MJDS continues to be a wonderful place. It creates a compelling sense of Jewish pride and identity and a love of being Jewish. It has a family feel, and a sense that teachers who work here care about you as a person.
I love teaching and working with children. The opportunity to help guide their Jewish learning during these formative years is a unique and inspirational privilege.
WJC: What do you hope to achieve as head of the Jewish studies department?
Steigmann: There are three major components to the curriculum. First, there is content knowledge, such as Jewish texts. Second is Jewish life and ritual, not just to know where the laws of Shabbat are in the Torah but how to live it and how to love it and how to celebrate it. The third is mentshlikheit, or character, creating good human beings.
There’s a wonderful program called “Standards and Benchmarks” which is supported both by the Avi Chai Foundation and JTS. Essentially, it’s a Bible curriculum. There’s a cohesion and accountability because we have these benchmarks that need to be met each year. In addition, it’s a fantastic pedagogic curriculum. We have a wonderful curriculum already, but this will allow us to continually assess it in a way that helps us realize a goal.
WJC: Could you mention a few particular ideas you’ll be implementing this year?
Steigmann: This year I will be teaching part of the eighth grade Jewish studies course, and as part of that, I’m going to be introducing a rabbinics unit in order to cover the basics of Talmud. One of our key goals will be that the students who graduate from here are knowledgeable about the major foundational Jewish texts.
One thing that we’re going to relaunch is the Israel Fair, which had been a hallmark of what MJDS had done over its multi-decade history.
I also run the middle school tefillot (prayers) and what I’ve done every morning is I just start singing a niggun, a wordless melody to shift the mood and shift the focus.
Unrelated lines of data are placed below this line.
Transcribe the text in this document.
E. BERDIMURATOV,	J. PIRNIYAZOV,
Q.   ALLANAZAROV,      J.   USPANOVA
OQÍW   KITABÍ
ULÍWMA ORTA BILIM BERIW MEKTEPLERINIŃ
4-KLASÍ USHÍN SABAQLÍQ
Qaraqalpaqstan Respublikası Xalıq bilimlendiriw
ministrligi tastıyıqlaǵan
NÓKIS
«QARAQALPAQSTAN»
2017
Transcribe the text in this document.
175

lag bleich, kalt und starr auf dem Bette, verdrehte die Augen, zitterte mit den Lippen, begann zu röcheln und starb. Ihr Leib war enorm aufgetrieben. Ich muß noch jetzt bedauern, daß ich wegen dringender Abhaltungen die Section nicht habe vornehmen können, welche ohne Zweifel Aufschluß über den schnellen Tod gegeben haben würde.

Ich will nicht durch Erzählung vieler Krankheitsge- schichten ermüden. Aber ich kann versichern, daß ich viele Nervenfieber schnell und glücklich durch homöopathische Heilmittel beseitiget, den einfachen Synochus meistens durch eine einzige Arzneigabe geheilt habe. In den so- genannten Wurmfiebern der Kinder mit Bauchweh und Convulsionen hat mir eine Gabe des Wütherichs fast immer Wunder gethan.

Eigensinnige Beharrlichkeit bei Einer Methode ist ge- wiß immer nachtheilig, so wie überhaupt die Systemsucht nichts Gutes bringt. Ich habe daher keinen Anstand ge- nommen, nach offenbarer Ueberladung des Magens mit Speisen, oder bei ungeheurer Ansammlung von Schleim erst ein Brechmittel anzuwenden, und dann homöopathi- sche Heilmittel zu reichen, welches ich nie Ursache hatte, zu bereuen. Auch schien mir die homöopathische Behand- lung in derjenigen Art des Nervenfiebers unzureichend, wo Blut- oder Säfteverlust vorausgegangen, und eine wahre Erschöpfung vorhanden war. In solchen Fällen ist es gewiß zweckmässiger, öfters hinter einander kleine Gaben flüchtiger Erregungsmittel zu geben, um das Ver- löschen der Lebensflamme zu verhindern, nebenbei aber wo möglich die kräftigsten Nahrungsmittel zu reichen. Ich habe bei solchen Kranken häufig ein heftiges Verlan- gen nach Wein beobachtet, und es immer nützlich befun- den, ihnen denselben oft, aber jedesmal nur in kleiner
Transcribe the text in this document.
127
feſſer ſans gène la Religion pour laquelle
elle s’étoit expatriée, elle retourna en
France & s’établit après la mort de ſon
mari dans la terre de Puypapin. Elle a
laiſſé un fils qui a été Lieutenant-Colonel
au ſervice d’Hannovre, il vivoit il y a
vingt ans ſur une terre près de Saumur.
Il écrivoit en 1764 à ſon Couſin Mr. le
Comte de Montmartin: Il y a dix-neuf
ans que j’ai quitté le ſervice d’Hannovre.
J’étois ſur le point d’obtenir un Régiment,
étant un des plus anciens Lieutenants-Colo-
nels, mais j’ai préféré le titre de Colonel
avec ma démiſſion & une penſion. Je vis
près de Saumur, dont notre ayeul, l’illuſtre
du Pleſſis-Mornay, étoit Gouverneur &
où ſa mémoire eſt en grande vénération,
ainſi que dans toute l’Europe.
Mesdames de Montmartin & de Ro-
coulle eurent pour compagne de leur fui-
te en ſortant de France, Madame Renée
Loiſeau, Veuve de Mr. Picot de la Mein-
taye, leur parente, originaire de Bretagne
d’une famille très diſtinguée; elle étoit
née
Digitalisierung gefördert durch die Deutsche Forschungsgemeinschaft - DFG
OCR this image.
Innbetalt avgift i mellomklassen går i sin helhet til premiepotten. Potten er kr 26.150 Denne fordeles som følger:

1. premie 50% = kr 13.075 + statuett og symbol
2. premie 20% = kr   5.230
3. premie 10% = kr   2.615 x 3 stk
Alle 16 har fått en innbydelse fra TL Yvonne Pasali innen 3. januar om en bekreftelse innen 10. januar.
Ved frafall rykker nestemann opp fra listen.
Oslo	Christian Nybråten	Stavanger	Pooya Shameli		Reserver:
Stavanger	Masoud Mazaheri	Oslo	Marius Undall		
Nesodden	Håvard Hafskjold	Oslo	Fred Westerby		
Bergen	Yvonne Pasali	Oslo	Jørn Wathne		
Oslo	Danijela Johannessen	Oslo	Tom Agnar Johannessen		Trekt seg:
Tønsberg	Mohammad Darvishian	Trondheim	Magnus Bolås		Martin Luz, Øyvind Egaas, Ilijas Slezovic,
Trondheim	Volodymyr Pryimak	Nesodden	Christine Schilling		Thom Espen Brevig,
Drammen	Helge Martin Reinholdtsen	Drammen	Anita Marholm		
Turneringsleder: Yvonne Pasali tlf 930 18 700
That helps create the idea of sacred time and sacred space, to distinguish what we do walking down the halls here or walking at Bayshore Mall or hanging out at a Brewers game from what we’re doing at other points. We act differently. We’re more conscious of God’s presence.
WJC: As a non-denominational community school, what challenges do you face?
Steigmann: Everything has unique challenges and unique opportunities. For us, the opportunity is to expose our students to the varied ideologies and viewpoints and beliefs within Judaism. We hope that our graduates will feel comfortable in various synagogues or camps, or at Hillel houses in college, and in environments where it’s not exclusively Jewish, and that their Jewish identity will be personal, ingrained, and strong.
In that sense, a nondenominational school really allows us unique opportunities to work with these students and help them develop their own sense of Jewish identity in a complex world.
It’s also important that what we teach here is something that each student can take home and express it and live it in a meaningful way that’s in concert with choices that the parents have made. We are here to help give the students the tools and the skills and the confidence that they need to make meaningful Jewish choices as they get older. That transcends denominations and ideologies.
WJC: Anything else?
Steigmann: It’s very important from my perspective to build relationships between MJDS and other Jewish institutions here in the city. After all, we’re all in the same business, to create strong, passionate, learned, committed, independent Jews. Our primary focus is the Jews from the age of four to 14, but we have the opportunity to engage with their siblings and their parents and their friends and members of the larger community.
WJC: What do you like to do when you’re not here?
Steigmann: My first priority is family. Second is work, and third is the Green Bay Packers. Also the Milwaukee Brewers, Milwaukee Bucks, the UW Badgers. I love games of any kind.
Milwaukeean Susan Ellman, MLIS, has taught history and English composition at the high school level and is a freelance writer at work on a historical novel.